Enfin, la faiblesse de la demande extérieure en 2023-24 implique une plus faible impulsion du commerce international sur la croissance. Ceci est particulièrement important pour les économies de l’Asie du Sud-Est qui dépendent du commerce et qui représentent une contribution significative à la croissance de la zone euro en tant que groupe. En 2023, la croissance des volumes de commerce international devrait être d’environ 1,7 %, ce qui est faible par rapport à la moyenne quinquennale de 2,5 % de la période précédant la pandémie du Covid.
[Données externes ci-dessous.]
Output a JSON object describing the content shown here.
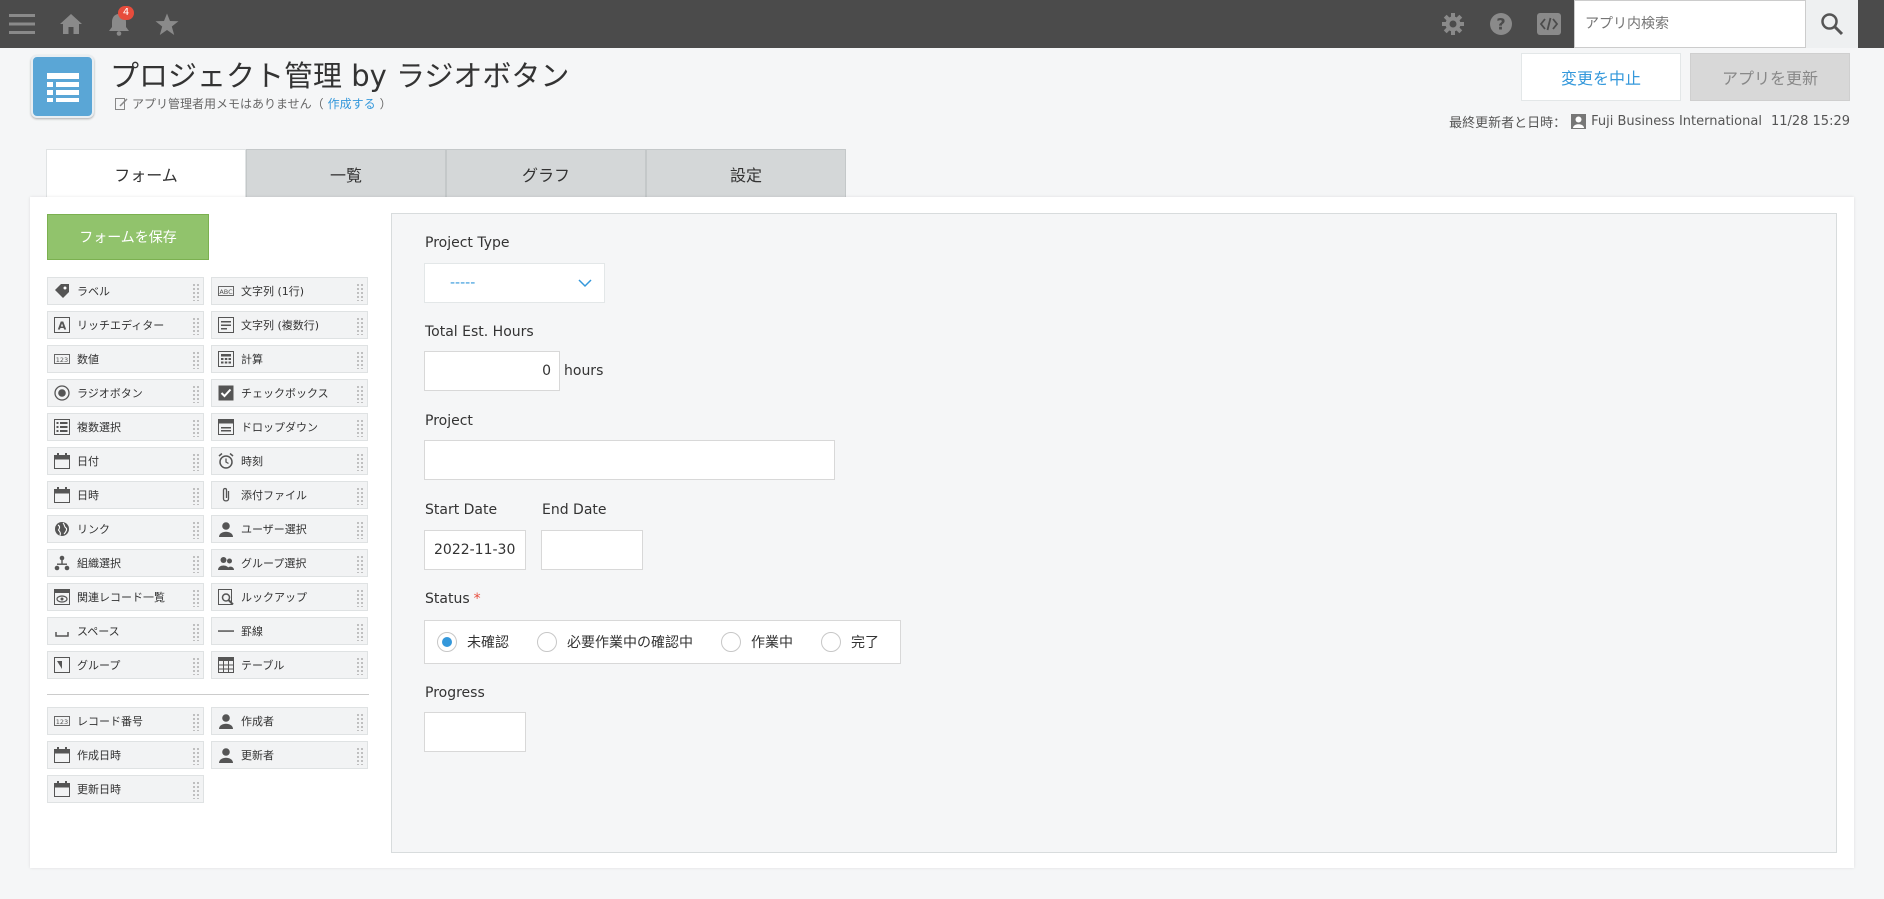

En l’absence d’une reprise substantielle de la demande extérieure à l’horizon, il s’agit là d’un nouveau vent contraire pour la croissance des pays émergents.
Dans l’ensemble, la croissance économique des pays émergents convergera vers un rythme plus modéré qu’au cours des décennies précédentes, compte tenu du ralentissement de l’économie chinoise, des taux d’intérêt élevés, du resserrement des conditions financières et de l’affaiblissement de la demande extérieure, ce qui oblige les pays émergents à redoubler de réformes pour améliorer leurs performances économiques.